Disclaimer: This guide is for informational purposes only and does not constitute tax, legal, or financial advice. Retirement plan rules and contribution limits change frequently and can interact with your individual tax situation in unexpected ways. Consult a qualified tax professional or financial advisor before establishing or contributing to a retirement plan.

Frequently Asked Questions

Is a Solo 401(k) better than a SEP IRA?

For most freelancers earning under about $280,000 in net self-employment income, the Solo 401(k) is better. It allows a $24,500 employee deferral on top of the 25% employer contribution, while the SEP IRA only allows the 25% employer piece. Both share the same $70,000 overall 2026 cap, but the Solo 401(k) lets you reach it at a much lower income. The Solo 401(k) also offers catch-up contributions, a Roth option, and participant loans.

What is the contribution limit for a Solo 401(k) in 2026?

In 2026, the Solo 401(k) limit is $70,000 total. That breaks down into a $24,500 employee elective deferral plus an employer contribution of up to 25% of net self-employment income. People age 50 and over can add an $8,000 catch-up contribution, and those age 60 to 63 qualify for an enhanced $11,250 super catch-up.

Can I open a Solo 401(k) after the year ends?

No. To make any employee deferrals for a given tax year, the Solo 401(k) plan must be established by December 31 of that year. The SECURE Act allows the employer profit-sharing portion to be funded up to your tax filing deadline, but the plan itself must exist by year end. SEP IRAs are more flexible: you can open and fund a SEP up to the tax filing deadline, including extensions.

Does a SEP IRA allow Roth contributions?

SEP IRAs traditionally do not allow Roth contributions. While SECURE 2.0 created the option for Roth SEP contributions, custodian adoption has been slow and most providers still only support traditional pre-tax SEP contributions. Solo 401(k)s, by contrast, widely support Roth on the employee deferral and increasingly on the employer side, making them the better choice if Roth is a priority.

Can I have a Solo 401(k) if I have employees?

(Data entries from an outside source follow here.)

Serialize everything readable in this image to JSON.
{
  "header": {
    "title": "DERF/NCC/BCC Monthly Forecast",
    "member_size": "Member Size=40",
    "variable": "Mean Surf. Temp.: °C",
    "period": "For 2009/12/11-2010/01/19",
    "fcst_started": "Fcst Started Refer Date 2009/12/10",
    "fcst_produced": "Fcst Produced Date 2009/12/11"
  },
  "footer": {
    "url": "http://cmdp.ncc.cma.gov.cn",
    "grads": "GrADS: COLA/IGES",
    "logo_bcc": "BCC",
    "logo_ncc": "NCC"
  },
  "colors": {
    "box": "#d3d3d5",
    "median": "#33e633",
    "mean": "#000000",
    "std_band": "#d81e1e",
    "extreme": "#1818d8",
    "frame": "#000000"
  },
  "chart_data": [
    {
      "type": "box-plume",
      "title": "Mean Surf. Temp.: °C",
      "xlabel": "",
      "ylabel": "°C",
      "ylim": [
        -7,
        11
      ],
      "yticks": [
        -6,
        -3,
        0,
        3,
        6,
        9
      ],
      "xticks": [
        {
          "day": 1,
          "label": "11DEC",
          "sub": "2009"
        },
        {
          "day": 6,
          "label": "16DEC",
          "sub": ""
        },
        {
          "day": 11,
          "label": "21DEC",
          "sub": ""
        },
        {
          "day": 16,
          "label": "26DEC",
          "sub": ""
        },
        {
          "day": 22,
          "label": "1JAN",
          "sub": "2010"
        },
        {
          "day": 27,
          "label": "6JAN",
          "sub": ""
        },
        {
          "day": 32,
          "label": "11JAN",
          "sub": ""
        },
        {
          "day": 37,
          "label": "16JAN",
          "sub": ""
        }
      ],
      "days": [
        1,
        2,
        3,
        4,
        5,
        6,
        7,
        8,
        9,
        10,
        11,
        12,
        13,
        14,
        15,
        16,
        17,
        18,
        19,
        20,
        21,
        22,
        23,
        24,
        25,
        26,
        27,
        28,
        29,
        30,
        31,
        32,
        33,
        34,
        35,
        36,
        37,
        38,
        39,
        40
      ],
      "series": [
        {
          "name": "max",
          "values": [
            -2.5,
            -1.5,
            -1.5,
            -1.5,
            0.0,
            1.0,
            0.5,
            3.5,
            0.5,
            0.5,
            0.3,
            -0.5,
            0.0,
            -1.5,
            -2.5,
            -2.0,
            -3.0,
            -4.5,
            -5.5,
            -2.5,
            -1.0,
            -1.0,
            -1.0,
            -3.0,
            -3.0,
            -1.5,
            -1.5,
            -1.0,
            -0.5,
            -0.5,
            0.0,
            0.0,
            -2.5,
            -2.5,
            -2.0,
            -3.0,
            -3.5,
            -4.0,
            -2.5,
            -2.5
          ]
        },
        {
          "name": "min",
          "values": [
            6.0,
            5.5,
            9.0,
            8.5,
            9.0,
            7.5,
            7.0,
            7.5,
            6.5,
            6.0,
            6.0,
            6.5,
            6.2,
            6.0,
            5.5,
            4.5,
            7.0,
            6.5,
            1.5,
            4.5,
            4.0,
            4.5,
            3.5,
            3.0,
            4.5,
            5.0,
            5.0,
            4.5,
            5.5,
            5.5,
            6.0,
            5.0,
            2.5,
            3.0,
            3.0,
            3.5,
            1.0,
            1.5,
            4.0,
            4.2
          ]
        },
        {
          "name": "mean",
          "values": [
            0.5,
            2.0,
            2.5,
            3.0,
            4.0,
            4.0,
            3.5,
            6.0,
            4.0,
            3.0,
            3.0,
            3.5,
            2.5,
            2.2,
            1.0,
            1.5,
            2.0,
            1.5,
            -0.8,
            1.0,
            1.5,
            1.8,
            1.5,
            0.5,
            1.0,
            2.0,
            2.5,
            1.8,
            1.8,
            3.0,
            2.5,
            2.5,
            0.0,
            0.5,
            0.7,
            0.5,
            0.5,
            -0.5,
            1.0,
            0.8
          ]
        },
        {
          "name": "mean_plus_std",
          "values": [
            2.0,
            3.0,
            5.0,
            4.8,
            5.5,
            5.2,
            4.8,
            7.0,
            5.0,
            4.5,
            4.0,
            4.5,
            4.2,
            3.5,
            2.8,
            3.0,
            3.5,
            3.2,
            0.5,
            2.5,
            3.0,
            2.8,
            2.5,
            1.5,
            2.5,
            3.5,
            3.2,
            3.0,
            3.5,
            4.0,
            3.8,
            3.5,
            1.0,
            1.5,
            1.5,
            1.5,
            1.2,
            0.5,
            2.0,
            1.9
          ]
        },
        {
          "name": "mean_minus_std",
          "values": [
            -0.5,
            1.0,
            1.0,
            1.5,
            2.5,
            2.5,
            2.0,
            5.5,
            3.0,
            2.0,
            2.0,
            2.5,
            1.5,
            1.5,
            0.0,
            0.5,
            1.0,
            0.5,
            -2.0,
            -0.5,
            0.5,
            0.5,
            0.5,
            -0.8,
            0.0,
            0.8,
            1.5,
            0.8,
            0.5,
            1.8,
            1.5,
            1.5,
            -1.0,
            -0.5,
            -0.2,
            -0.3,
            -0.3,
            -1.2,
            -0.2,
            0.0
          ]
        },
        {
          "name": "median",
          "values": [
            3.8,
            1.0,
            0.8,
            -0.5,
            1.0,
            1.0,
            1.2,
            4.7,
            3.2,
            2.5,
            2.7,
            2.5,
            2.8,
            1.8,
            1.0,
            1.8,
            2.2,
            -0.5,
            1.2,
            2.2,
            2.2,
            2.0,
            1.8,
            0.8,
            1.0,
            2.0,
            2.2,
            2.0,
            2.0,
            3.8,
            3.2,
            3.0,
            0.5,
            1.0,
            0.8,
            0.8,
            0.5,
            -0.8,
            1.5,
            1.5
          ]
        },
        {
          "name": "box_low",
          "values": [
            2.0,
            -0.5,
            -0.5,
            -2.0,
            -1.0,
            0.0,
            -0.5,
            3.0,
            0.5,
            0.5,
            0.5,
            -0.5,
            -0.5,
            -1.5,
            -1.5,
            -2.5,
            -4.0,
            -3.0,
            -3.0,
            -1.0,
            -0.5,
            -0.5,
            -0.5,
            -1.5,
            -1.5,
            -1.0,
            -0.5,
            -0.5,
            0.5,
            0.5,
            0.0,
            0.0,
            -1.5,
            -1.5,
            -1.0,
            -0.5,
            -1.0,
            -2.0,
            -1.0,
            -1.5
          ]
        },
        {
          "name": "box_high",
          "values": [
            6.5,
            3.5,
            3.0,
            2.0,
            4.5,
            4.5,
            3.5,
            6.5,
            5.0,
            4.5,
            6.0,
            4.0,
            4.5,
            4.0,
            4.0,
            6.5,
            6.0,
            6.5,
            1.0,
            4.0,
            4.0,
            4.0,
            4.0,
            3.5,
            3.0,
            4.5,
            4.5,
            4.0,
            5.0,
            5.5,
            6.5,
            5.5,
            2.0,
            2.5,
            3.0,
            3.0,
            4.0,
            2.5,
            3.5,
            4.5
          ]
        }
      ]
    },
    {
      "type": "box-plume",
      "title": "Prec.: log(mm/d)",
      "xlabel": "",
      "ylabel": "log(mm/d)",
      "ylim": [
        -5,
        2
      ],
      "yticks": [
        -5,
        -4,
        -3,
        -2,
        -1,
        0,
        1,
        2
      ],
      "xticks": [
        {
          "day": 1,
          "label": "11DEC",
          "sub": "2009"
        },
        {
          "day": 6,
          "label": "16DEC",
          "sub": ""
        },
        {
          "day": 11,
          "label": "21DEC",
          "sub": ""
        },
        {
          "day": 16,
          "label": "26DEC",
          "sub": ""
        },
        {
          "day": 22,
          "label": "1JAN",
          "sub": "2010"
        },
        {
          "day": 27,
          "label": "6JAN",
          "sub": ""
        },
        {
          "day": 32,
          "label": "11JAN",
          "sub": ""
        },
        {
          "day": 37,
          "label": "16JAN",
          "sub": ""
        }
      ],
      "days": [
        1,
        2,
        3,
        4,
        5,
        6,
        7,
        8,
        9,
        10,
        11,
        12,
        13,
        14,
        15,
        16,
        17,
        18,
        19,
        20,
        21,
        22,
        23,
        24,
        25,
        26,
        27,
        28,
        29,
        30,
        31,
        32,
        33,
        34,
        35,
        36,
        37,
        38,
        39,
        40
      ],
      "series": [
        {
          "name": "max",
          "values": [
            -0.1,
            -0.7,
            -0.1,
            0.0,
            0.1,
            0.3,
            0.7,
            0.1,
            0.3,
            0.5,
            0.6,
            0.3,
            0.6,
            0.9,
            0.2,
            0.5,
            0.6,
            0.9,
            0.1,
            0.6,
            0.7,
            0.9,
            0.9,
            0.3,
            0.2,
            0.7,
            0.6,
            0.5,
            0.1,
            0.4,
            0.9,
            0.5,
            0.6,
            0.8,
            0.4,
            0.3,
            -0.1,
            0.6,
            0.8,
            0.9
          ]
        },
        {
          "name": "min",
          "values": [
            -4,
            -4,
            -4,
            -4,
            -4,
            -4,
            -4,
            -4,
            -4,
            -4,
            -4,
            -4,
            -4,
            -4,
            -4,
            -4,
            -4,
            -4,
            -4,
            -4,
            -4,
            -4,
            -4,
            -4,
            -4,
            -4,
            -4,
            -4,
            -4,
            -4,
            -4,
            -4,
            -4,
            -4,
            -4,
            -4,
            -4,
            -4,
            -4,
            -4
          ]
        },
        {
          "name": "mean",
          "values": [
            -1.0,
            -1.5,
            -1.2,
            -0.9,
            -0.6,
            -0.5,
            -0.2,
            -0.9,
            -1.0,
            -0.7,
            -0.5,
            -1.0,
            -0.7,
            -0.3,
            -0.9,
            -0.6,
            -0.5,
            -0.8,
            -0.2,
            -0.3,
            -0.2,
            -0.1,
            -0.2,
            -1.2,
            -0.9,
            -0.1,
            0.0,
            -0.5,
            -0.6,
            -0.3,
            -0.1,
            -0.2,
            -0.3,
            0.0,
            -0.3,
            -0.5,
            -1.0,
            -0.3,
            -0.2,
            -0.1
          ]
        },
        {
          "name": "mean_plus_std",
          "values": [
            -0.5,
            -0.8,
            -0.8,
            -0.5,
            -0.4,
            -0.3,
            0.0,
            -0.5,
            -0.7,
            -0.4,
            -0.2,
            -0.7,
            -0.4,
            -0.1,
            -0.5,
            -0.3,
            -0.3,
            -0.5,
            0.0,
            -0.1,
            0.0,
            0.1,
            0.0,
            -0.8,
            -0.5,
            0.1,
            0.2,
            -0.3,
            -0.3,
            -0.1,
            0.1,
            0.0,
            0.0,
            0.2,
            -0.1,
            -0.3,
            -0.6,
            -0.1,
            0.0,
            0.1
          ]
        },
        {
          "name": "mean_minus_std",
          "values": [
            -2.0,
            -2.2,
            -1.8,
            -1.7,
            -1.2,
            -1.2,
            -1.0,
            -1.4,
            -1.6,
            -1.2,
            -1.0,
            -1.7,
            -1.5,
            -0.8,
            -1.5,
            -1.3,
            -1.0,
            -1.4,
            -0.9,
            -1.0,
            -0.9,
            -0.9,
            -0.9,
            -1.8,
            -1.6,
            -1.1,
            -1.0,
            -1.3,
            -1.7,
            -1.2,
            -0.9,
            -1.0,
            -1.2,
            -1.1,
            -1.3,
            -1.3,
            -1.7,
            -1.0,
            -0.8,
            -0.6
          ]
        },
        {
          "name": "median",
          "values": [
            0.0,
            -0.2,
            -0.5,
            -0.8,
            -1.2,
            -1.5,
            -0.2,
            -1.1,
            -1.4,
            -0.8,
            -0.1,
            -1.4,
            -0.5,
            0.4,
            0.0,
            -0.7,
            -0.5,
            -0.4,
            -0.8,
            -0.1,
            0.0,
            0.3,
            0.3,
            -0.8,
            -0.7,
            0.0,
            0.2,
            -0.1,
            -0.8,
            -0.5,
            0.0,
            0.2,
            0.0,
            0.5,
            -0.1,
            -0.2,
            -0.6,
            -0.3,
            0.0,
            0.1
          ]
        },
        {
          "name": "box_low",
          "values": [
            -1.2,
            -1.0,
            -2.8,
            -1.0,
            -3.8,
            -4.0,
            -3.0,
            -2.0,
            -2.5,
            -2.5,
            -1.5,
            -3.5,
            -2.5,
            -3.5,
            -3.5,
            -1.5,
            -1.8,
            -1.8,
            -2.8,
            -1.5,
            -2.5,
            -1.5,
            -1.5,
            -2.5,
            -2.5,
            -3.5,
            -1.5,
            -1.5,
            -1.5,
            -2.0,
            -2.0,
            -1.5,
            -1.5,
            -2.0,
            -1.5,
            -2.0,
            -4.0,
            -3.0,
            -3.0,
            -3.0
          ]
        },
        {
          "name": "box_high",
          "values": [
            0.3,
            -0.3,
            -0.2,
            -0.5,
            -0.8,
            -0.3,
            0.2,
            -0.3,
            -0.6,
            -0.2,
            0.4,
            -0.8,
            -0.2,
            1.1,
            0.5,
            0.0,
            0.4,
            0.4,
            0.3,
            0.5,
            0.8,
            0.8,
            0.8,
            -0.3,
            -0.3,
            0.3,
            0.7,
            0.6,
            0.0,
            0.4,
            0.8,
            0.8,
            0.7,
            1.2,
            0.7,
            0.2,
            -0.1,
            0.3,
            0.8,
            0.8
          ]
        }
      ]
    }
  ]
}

No. A Solo 401(k) is restricted to business owners and their spouses. Hiring even one full-time W-2 employee (other than your spouse) disqualifies you from the Solo 401(k), and you would need to convert to a regular 401(k) plan. A SEP IRA can include employees, but you must contribute the same percentage of compensation for every eligible employee that you contribute for yourself.